Solo la divisione tematica di American Songbag suggerisce un’ipotesi di catalogazione, che comunque non è definitiva e nemmeno così rigida. Ogni tema è un insieme ben rappresentato da un pugno di composizioni e quello che è stato collezionato in The American Songbag è diventato uno standard. Il paesaggio indefinito è una sorta di mondo a parte tra usanze, leggende e cronache della realtà americana che le canzoni riportavano, come un telegrafo senza fili. Le intersezioni sono numerose: per esempio, la cultura ferroviaria si estende da John Henry, personaggio celebrato da Colson Whitehead in un intero romanzo, John Henry Festival, a Casey Jones, che ricordiamo attraverso i Dead (ovviamente) fino ad A. R. U., che narra un periodo conflittuale come l’ha raccontato Karl Marlantes in Deep River. Tra canzoni di lotta e d’amore, disastri e catastrofi assortiti, il boll weevil e il Titanic, ricordiamo almeno The House Carpenter, riscoperta poi nell’interpretazione di Nathalie Merchant, che come dice Carl Sandburg è diventata un po’ la pietra angolare nella formazione delle ballate o Erie Canal, che rispuntata anche nelle Seeger Sessions di Bruce Springsteen.

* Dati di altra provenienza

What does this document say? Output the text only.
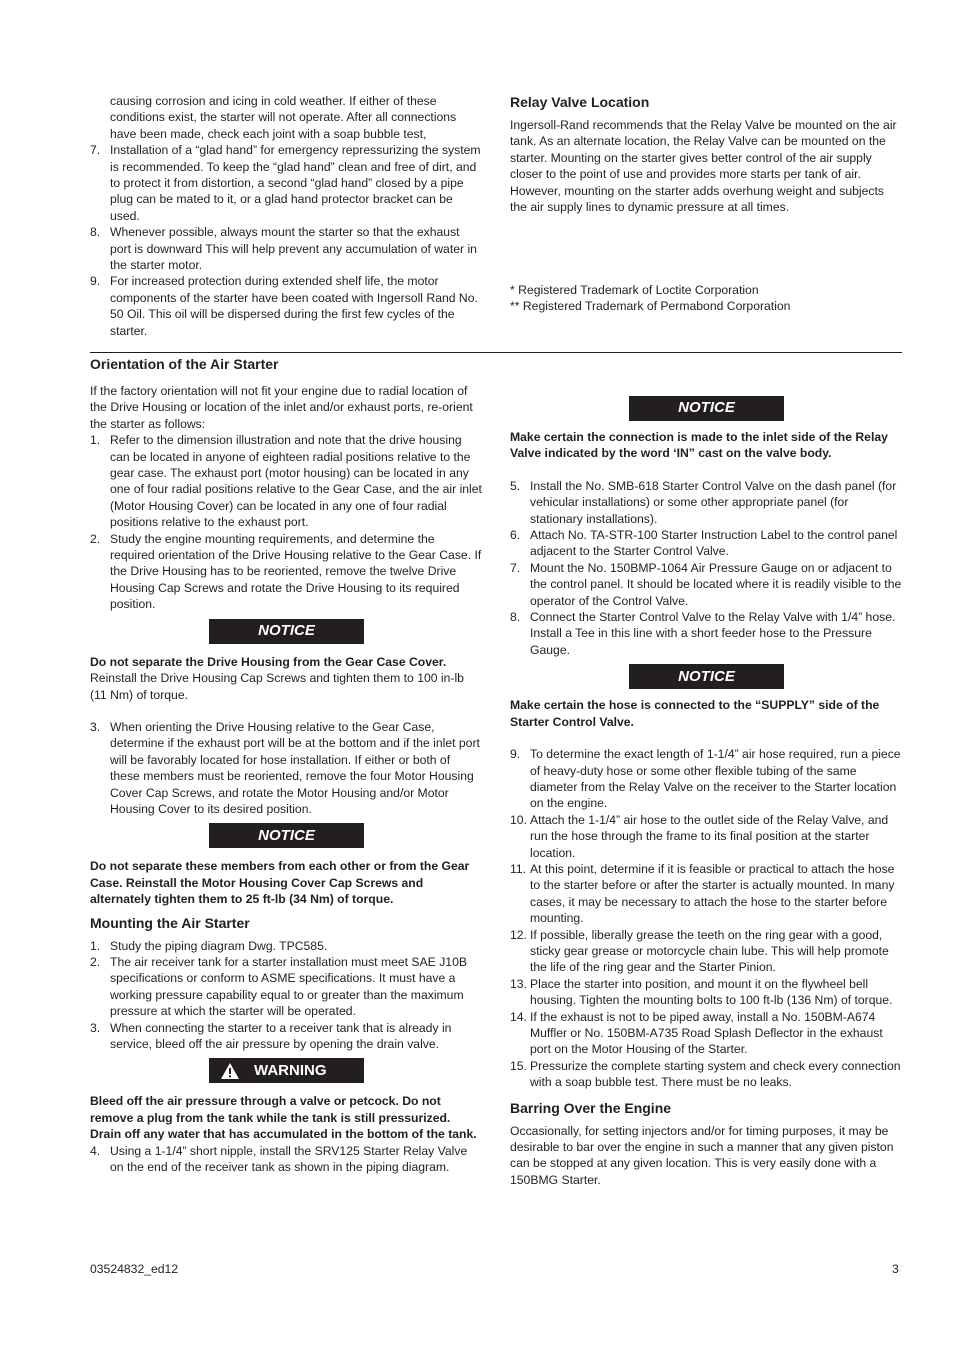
causing corrosion and icing in cold weather. If either of these conditions exist, the starter will not operate. After all connections have been made, check each joint with a soap bubble test,

7. Installation of a “glad hand” for emergency repressurizing the system is recommended. To keep the “glad hand” clean and free of dirt, and to protect it from distortion, a second “glad hand” closed by a pipe plug can be mated to it, or a glad hand protector bracket can be used.
8. Whenever possible, always mount the starter so that the exhaust port is downward This will help prevent any accumulation of water in the starter motor.
9. For increased protection during extended shelf life, the motor components of the starter have been coated with Ingersoll Rand No. 50 Oil. This oil will be dispersed during the first few cycles of the starter.
Relay Valve Location

Ingersoll-Rand recommends that the Relay Valve be mounted on the air tank. As an alternate location, the Relay Valve can be mounted on the starter. Mounting on the starter gives better control of the air supply closer to the point of use and provides more starts per tank of air. However, mounting on the starter adds overhung weight and subjects the air supply lines to dynamic pressure at all times.

* Registered Trademark of Loctite Corporation

** Registered Trademark of Permabond Corporation

Orientation of the Air Starter

If the factory orientation will not fit your engine due to radial location of the Drive Housing or location of the inlet and/or exhaust ports, re-orient the starter as follows:

1. Refer to the dimension illustration and note that the drive housing can be located in anyone of eighteen radial positions relative to the gear case. The exhaust port (motor housing) can be located in any one of four radial positions relative to the Gear Case, and the air inlet (Motor Housing Cover) can be located in any one of four radial positions relative to the exhaust port.
2. Study the engine mounting requirements, and determine the required orientation of the Drive Housing relative to the Gear Case. If the Drive Housing has to be reoriented, remove the twelve Drive Housing Cap Screws and rotate the Drive Housing to its required position.
NOTICE

Do not separate the Drive Housing from the Gear Case Cover.

Reinstall the Drive Housing Cap Screws and tighten them to 100 in-lb (11 Nm) of torque.

3. When orienting the Drive Housing relative to the Gear Case, determine if the exhaust port will be at the bottom and if the inlet port will be favorably located for hose installation. If either or both of these members must be reoriented, remove the four Motor Housing Cover Cap Screws, and rotate the Motor Housing and/or Motor Housing Cover to its desired position.
NOTICE

Do not separate these members from each other or from the Gear Case. Reinstall the Motor Housing Cover Cap Screws and alternately tighten them to 25 ft-lb (34 Nm) of torque.

Mounting the Air Starter
1. Study the piping diagram Dwg. TPC585.
2. The air receiver tank for a starter installation must meet SAE J10B specifications or conform to ASME specifications. It must have a working pressure capability equal to or greater than the maximum pressure at which the starter will be operated.
3. When connecting the starter to a receiver tank that is already in service, bleed off the air pressure by opening the drain valve.
WARNING

Bleed off the air pressure through a valve or petcock. Do not remove a plug from the tank while the tank is still pressurized. Drain off any water that has accumulated in the bottom of the tank.

4. Using a 1-1/4” short nipple, install the SRV125 Starter Relay Valve on the end of the receiver tank as shown in the piping diagram.
NOTICE

Make certain the connection is made to the inlet side of the Relay Valve indicated by the word ‘IN” cast on the valve body.

5. Install the No. SMB-618 Starter Control Valve on the dash panel (for vehicular installations) or some other appropriate panel (for stationary installations).
6. Attach No. TA-STR-100 Starter Instruction Label to the control panel adjacent to the Starter Control Valve.
7. Mount the No. 150BMP-1064 Air Pressure Gauge on or adjacent to the control panel. It should be located where it is readily visible to the operator of the Control Valve.
8. Connect the Starter Control Valve to the Relay Valve with 1/4” hose. Install a Tee in this line with a short feeder hose to the Pressure Gauge.
NOTICE

Make certain the hose is connected to the “SUPPLY” side of the Starter Control Valve.

9. To determine the exact length of 1-1/4” air hose required, run a piece of heavy-duty hose or some other flexible tubing of the same diameter from the Relay Valve on the receiver to the Starter location on the engine.
10. Attach the 1-1/4” air hose to the outlet side of the Relay Valve, and run the hose through the frame to its final position at the starter location.
11. At this point, determine if it is feasible or practical to attach the hose to the starter before or after the starter is actually mounted. In many cases, it may be necessary to attach the hose to the starter before mounting.
12. If possible, liberally grease the teeth on the ring gear with a good, sticky gear grease or motorcycle chain lube. This will help promote the life of the ring gear and the Starter Pinion.
13. Place the starter into position, and mount it on the flywheel bell housing. Tighten the mounting bolts to 100 ft-lb (136 Nm) of torque.
14. If the exhaust is not to be piped away, install a No. 150BM-A674 Muffler or No. 150BM-A735 Road Splash Deflector in the exhaust port on the Motor Housing of the Starter.
15. Pressurize the complete starting system and check every connection with a soap bubble test. There must be no leaks.
Barring Over the Engine

Occasionally, for setting injectors and/or for timing purposes, it may be desirable to bar over the engine in such a manner that any given piston can be stopped at any given location. This is very easily done with a 150BMG Starter.

03524832_ed12	3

Mike Farris, Oh, Mary Don't You Weep (Music Fog Sessions) Bruce Springsteen - Erie Canal (The Seeger Sessions)

I percorsi sono illimitati, e aprono davvero a “moltitudini”. Vale la pena, se non altro, di seguire la genesi di Mary Don’t You Weep, che è stata riletta da tutti, ma che ricordiamo nella rendition di Aretha Franklin in Amazing Grace o in quella di Mike Farris in Salvation In Lights. In American Songbag viene presentata scomposta in due differenti parti, Mary Wore Three Links of Chain e Pharaoh’s Army Got Drownded e definita da Carl Sandburg “una creazione sublime” come se le canzoni avessero un loro specifico DNA capace di mutare e di riprodursi in modo autonomo. Negli anni, Paul Clayton si era già dedicato alle shanty con Whaling & Sailing Songs from the Days of Moby Dick e ce ne sono moltissime in American Songbag, non ultima Blow The Man Down, la preferita di Robert Frost, secondo le indicazioni di Carl Sandburg. Discorso a parte per Dylan: l’elenco delle incursioni nella musica tradizionale americana potrebbe andare avanti all’infinito e una cernita è impossibile. Una canzone emblematica, su tutte, potrebbe essere Frankie & Albert, ripresa in Good As I Been To You, perché è stata identificata da Carl Sandburg come l’origine di tutta una specie.

Sull’almanacco segnateti i bisogni primari di Carl Sandburg: “Stare lontano dalle prigioni, mangiare regolarmente, stampare quello che scrivo, e un po’ d’amore a casa e un po’ anche fuori”. Saggezza popolare, anche Dylan sarà d’accordo.